Individuals who have had mild or transient psychotic symptoms (such as unusual thoughts, suspiciousness, perceptual disturbances) without using substances such as marijuana or alcohol and have a family history of psychosis or other risk factors are considered at clinical high risk for psychotic disorder. Previous studies have found an association between marijuana use and psychosis in the general population, but none have rigorously examined marijuana’s effects in those at greatest risk for psychosis.

“Many adolescents and young adults who are at high risk for psychosis smoke marijuana regularly or have a cannabis use disorder,” said Margaret Haney, PhD, professor of neurobiology (in Psychiatry) at CUMC and senior author of the paper. “Yet researchers haven’t studied the effects of marijuana in this population in a rigorous, controlled manner.”
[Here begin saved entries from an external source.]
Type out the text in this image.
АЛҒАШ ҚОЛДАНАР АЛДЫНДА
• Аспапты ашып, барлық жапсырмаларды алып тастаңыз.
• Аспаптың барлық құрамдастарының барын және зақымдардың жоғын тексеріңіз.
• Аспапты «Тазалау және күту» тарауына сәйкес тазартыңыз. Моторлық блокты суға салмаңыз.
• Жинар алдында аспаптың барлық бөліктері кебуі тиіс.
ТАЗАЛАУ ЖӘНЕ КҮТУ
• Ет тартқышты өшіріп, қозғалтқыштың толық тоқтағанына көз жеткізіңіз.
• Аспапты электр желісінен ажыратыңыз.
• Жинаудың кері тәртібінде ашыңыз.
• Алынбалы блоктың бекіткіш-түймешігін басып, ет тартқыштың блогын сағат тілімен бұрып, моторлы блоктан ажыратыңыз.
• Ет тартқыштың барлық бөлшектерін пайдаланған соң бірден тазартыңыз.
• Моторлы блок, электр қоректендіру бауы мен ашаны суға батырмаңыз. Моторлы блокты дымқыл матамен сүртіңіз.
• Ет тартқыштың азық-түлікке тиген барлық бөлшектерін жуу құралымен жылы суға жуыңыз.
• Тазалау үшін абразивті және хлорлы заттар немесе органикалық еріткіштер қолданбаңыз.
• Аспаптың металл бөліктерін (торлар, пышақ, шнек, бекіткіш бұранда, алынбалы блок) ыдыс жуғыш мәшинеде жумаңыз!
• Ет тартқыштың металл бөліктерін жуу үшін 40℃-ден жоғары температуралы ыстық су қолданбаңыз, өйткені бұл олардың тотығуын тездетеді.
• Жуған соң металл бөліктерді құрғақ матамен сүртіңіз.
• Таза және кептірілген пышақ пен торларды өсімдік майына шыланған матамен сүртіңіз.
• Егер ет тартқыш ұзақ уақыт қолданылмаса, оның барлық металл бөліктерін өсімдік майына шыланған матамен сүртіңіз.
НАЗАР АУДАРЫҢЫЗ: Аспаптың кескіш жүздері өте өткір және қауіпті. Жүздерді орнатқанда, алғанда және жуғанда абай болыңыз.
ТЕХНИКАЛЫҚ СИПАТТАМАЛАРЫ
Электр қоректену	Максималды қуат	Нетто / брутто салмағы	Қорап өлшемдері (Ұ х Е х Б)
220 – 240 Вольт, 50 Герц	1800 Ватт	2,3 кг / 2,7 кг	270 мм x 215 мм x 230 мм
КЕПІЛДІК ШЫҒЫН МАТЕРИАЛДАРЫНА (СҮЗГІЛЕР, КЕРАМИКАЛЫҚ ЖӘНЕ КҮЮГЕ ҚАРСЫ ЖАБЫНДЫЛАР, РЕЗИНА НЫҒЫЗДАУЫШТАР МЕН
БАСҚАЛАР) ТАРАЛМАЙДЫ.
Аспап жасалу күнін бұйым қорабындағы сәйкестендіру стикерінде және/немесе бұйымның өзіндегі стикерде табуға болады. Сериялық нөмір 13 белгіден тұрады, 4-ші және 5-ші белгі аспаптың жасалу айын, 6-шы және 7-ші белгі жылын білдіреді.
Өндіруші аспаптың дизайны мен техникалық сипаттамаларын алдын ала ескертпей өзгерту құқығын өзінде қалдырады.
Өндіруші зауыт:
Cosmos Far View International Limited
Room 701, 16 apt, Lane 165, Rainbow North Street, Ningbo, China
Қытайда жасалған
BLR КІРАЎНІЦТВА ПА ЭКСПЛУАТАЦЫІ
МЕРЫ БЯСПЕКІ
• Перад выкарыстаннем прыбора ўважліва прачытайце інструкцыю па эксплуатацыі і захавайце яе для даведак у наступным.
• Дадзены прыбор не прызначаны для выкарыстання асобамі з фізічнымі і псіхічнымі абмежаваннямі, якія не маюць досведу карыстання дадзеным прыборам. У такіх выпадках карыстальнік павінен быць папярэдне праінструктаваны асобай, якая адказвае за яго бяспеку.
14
In this double-blinded, placebo-controlled laboratory study, the researchers looked at the effects of marijuana in six high-risk young adults and six controls, all experienced and current marijuana smokers who were physically healthy. Participants smoked half of an active or placebo marijuana cigarette, had psychological and physiological assessments before and after smoking, and then repeated this procedure with the opposite (active or placebo) cigarette.

After smoking active marijuana, both groups had signs of intoxication and increases in heart rate and arousal relative to the placebo. However, only the high-risk group experienced transient increases in paranoia and anxiety, as well as disrupted sensory perception and cognitive performance, after using active marijuana. Neither group experienced these effects after using the placebo.

“Although this was a small, preliminary study, it suggests that marijuana may affect individuals at high risk for psychosis differently than other marijuana users, by briefly inducing psychotic-like experiences and impairing their cognition,” said Nehal Vadhan, PhD, a psychologist and associate professor in Psychiatry and Molecular Medicine at Hofstra Northwell School of Medicine and first author of the paper. “While larger studies are needed to confirm these findings, they may aid clinicians in their guidance to individuals at risk for psychosis about marijuana’s potential effects.”